在宅ワークが定着した今、毎日使うキーボードやマウスの汚れが気になっていませんか?「クエン酸で掃除できたら便利なのに…」と考えている方も多いのではないでしょうか。

しかし、PC周辺機器の掃除にクエン酸を使うのは、実は危険なのです。水分による故障リスクや、酸による素材劣化など、大切な機器を傷めてしまう可能性があります。

この記事では、PC修理・販売20年の専門店が、キーボード・マウスを安全にクリーニングする正しい方法を徹底解説します。クエン酸が不向きな理由から、無水エタノールを使った実践的な掃除手順、100均で買える便利アイテムまで、すべてお伝えします。

💡 PC掃除は「精密機械の手入れ」

キーボードやマウスの掃除は、時計や精密機器の手入れに似ています。普通の家具なら水拭きでOKですが、内部に電子部品が入っている機器は、水分が大敵です。時計を水洗いしないのと同じように、PC周辺機器も「水分を避けて、すぐ乾く方法」で掃除する必要があります。

この記事を読めば、機器を傷めずに新品同様の清潔さを取り戻す方法がわかります。専門知識は不要です!

注:キーボードやマウスの汚れの原因は様々です(皮脂、ホコリ、食べ物のカス等)。
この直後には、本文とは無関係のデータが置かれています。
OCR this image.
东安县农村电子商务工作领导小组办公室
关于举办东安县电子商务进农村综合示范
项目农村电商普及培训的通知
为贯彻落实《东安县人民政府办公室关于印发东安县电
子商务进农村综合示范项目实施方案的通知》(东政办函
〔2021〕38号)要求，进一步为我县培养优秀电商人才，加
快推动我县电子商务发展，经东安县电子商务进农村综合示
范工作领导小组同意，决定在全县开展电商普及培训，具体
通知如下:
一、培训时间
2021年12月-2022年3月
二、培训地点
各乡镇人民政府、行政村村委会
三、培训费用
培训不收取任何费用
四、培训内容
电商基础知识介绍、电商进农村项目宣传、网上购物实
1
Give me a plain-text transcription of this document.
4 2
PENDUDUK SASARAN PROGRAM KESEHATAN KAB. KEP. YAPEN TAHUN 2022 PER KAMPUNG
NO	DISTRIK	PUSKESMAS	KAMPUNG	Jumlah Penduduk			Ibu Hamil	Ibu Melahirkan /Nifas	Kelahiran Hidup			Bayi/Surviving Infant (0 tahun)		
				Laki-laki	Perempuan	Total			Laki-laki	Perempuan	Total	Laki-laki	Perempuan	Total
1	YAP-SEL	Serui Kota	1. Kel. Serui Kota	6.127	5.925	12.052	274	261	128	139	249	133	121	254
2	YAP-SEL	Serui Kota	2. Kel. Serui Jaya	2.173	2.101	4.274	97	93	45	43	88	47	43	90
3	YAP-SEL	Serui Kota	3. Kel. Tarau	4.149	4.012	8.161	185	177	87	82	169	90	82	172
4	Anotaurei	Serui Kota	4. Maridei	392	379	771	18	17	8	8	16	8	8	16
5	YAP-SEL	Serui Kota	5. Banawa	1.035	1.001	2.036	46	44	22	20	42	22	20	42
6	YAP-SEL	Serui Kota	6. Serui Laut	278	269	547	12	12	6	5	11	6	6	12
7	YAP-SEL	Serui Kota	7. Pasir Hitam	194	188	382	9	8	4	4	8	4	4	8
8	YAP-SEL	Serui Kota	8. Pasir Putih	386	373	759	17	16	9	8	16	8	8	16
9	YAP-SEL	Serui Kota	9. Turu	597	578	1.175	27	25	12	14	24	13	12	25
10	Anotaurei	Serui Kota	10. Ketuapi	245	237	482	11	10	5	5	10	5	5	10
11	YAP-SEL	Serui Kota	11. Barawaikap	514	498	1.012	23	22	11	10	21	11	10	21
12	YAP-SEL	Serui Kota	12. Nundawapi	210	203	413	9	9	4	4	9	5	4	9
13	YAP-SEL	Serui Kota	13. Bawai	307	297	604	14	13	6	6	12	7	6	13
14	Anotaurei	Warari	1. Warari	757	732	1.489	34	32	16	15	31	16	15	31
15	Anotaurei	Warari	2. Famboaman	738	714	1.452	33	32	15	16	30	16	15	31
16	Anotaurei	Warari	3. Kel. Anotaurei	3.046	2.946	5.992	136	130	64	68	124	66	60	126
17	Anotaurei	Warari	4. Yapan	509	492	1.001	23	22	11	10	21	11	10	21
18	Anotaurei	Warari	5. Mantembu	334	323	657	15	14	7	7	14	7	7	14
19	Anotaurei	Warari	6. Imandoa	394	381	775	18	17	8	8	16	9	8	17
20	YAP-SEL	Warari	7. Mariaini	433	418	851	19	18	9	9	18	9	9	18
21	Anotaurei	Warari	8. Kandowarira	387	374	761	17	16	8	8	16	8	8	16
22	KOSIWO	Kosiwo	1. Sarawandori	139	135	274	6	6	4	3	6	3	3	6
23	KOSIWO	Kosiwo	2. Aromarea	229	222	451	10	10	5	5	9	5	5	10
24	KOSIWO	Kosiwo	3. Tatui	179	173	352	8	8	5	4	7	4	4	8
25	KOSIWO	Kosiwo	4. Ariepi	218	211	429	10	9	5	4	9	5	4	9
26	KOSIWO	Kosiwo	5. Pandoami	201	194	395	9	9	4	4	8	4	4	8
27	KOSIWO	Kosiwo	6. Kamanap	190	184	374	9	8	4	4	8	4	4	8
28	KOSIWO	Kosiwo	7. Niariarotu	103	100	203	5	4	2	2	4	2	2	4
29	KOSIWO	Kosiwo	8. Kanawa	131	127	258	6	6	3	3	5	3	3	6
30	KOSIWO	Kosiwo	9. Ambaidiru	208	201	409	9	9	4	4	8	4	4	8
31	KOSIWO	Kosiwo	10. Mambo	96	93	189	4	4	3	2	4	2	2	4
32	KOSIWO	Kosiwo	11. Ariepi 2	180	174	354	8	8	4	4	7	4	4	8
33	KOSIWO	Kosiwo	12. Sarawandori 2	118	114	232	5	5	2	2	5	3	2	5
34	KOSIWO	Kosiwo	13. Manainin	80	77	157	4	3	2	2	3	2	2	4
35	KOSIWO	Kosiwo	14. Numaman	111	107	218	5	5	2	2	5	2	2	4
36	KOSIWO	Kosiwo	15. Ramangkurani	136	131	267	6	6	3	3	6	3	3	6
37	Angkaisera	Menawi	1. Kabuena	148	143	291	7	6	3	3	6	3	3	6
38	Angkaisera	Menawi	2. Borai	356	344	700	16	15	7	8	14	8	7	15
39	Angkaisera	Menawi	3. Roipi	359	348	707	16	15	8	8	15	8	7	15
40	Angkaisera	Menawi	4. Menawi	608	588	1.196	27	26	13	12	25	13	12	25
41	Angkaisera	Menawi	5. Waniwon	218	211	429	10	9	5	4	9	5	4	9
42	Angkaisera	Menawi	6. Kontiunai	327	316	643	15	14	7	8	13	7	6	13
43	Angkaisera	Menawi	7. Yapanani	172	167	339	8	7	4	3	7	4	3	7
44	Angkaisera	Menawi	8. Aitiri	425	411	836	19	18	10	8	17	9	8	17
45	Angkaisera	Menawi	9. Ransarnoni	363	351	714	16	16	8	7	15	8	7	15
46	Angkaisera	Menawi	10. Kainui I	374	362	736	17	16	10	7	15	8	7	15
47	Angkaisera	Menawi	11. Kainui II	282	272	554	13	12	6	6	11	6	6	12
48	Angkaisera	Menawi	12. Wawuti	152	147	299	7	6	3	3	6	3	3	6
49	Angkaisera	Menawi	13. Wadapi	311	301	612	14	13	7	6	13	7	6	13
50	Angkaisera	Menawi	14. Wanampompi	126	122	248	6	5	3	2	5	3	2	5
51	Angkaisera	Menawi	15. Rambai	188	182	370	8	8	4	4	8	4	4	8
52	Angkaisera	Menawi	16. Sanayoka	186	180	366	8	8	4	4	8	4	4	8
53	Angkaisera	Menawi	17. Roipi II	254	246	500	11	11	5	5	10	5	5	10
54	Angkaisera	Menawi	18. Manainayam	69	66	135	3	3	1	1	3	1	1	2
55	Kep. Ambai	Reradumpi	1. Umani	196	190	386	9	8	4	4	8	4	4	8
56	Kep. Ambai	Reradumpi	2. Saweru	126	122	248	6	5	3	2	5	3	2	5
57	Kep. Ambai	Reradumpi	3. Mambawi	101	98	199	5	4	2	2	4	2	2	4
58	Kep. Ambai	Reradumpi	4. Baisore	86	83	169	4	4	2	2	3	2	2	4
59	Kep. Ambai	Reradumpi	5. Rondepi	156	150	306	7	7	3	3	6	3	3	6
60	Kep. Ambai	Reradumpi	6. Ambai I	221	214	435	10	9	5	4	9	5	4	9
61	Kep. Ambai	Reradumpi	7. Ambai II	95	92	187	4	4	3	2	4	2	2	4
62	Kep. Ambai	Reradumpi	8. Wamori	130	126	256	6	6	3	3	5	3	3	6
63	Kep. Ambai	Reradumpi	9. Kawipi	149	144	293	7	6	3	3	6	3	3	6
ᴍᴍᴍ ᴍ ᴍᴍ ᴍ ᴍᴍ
この記事では日常的な手垢や軽い汚れの除去方法に焦点を当てていますが、液体をこぼした場合などは専門店への相談をおすすめします。

⚠️ 掃除前の重要な注意事項

必ず以下を守ってください:

  • 電源を完全にOFFにする
  • ノートPCはACアダプタを抜く
  • デスクトップPCは電源ケーブルを抜く
  • ワイヤレス機器は電池を外す

電源が入った状態での掃除は、故障や感電のリスクがあります。


【結論】クエン酸はPC周辺機器の掃除に使えるのか?

結論から言うと、クエン酸はキーボードやマウスの掃除には不向きです。家庭の掃除で活躍するクエン酸ですが、PC周辺機器には適していません。その理由を詳しく見ていきましょう。

クエン酸が得意な汚れ・不得意な汚れ

クエン酸は「酸性の性質」を持つ掃除アイテムで、特定の汚れに対して効果を発揮します。

✅ クエン酸が得意な汚れ

水垢・カルキ汚れ

蛇口、シンク、電気ポットなどのミネラル汚れ。アルカリ性の汚れを酸で中和して落とします。

適した場所:キッチン、バスルーム、トイレ(便器の水垢)

❌ クエン酸が不得意な汚れ

皮脂・手垢・油汚れ

キーボードやマウスに付着する汚れの大半。これらは「酸性の汚れ」なので、同じ酸性のクエン酸では効果が薄いのです。

PC周辺機器の汚れ:手の皮脂、汗、化粧品、食べ物の油分

つまり、クエン酸はPC周辺機器に付着する「皮脂汚れ」には効果が期待できません。汚れの性質とクエン酸の性質がマッチしていないのです。

PC周辺機器にクエン酸を使うべきでない3つの理由

効果が薄いだけではありません。クエン酸の使用には、以下のようなリスクがあります。

理由①:電子部品への水分侵入リスク

クエン酸は通常、水に溶かして使用します。この「水分」が最大の問題です。キーボードの隙間からクエン酸水が侵入すると、内部の電子回路(基盤)に到達し、ショートや腐食の原因になります。

メンブレン式キーボード(一般的なタイプ)は特に水分に弱く、わずかな水分でもキーの反応不良や完全な故障につながる可能性があります。

理由②:酸による素材劣化

クエン酸は「酸性」です。キーボードやマウスのプラスチック素材によっては、酸が表面を侵食し、変色・ひび割れ・ツヤの消失を引き起こす場合があります。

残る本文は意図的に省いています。